Edward lives and works on the family farm just north of Stannington. He is an arable farmer, growing wheat, barley, oil-seed rape and beans among other cash crops, constantly juggling issues like soil quality and improvement, seed strains, weather conditions and the need to maximise yields to make a worthwhile profit. The farm is also looking to diversify, adapting a traditional wooden barn as an atmospheric venue for wedding receptions.

In this respect he is little different from farmers up and down the country – indeed, all over the world. But what makes him special is the time he gives to supporting the professional and social life of his fellow young farmers. He has been Chairman and Secretary for many years of his local club, Tritlington Young Farmers (one of ten in Northumberland). It involves a lot of work, which he willingly gives his energies to, explaining, ‘The more you put in, the more you get out of it’.

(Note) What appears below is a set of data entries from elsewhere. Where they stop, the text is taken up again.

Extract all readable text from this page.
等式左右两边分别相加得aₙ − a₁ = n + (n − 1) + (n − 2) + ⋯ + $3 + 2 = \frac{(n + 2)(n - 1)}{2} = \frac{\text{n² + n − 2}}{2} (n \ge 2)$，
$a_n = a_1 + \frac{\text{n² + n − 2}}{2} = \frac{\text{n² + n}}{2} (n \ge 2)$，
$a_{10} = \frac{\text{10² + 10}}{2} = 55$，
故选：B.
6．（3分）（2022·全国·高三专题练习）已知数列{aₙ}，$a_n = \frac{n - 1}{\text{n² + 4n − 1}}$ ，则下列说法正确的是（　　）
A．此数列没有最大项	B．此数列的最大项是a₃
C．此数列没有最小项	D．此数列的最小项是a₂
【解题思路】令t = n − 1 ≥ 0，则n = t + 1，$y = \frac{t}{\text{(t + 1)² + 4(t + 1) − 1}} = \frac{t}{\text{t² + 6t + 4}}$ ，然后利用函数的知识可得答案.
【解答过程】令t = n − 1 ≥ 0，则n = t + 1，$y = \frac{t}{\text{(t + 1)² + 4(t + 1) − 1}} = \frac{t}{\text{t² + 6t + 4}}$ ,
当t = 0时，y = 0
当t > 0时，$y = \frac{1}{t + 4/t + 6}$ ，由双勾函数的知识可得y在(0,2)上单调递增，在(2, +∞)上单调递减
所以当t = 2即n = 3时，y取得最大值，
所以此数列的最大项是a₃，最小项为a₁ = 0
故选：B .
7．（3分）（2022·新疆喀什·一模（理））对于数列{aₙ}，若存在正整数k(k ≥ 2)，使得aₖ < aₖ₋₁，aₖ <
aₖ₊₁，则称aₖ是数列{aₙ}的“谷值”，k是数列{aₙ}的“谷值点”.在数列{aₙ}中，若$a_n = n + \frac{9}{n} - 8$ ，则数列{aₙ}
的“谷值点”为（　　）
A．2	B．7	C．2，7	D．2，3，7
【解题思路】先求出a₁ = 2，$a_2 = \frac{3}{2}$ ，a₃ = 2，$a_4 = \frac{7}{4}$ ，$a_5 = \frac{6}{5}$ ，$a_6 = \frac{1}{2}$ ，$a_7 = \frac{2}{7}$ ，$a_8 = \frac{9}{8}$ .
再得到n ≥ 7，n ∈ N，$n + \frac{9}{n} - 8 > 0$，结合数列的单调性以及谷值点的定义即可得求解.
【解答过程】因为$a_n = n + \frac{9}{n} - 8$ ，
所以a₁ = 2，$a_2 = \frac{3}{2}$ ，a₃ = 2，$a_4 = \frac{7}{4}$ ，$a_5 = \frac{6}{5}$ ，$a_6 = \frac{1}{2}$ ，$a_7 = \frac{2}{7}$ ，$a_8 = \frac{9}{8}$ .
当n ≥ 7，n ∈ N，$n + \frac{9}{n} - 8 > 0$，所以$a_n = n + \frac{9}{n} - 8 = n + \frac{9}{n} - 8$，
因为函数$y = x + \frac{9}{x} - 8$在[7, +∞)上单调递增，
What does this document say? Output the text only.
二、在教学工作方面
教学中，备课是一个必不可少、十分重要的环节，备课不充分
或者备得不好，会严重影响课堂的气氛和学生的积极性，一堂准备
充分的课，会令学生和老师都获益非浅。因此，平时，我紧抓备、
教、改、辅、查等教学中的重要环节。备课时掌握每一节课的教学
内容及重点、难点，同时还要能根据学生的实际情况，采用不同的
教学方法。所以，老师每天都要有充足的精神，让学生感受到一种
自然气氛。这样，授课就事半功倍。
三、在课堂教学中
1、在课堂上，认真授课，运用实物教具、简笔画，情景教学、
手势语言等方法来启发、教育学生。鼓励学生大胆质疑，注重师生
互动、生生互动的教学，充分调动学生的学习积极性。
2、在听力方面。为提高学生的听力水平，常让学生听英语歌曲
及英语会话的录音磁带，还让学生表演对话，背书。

He sees his role as advising and encouraging others (in a business that grows harder every year), and in running a wide range of sporting and social activities, with a football team, a drama group (he is particularly proud of their annual pantomime), social events, talks, and competitions in the various country skills we see on display in summer agricultural shows.

Ed Dungait

 

Two years ago, Edward was given an opportunity to extend his range of involvement countrywide by his appointment as Vice-Chair of the National Association of Young Farmers’ Clubs. Pressed on how he has met the challenges of the role, he picked out enthusiasm and a positive outlook as essential qualities; a drive towards unity and cooperation as needful in the face of conflicting views on the future of the organisation; and finally an emphasis on sociability and community spirit to hold it all together.

Young farmers like Edward are key figures that CPRE needs to work with in pursuit of its aim to ‘promote rural life’. On our emphasis, for instance, on sustainable farming, with its concern for the protection of soil quality by organic improvement, he explained that while aiming for this, it is much harder to achieve it in the north of England than, say near the south coast. While the turn-around time between harvesting a summer crop and autumn sowing in Sussex may be three months (allowing plenty of time for muck-spreading and other treatments) in Northumberland it is often just weeks, with shorter days to work in.

He nevertheless appreciates the contribution CPRE makes to the study of farming via its range of reports and surveys, and is open to dialogue as new issues arise. The farming community lies at the heart of rural life, and CPRE would do well to listen when thoughtful and public-spirited young farmers like Edward speak on the subject they are the experts in.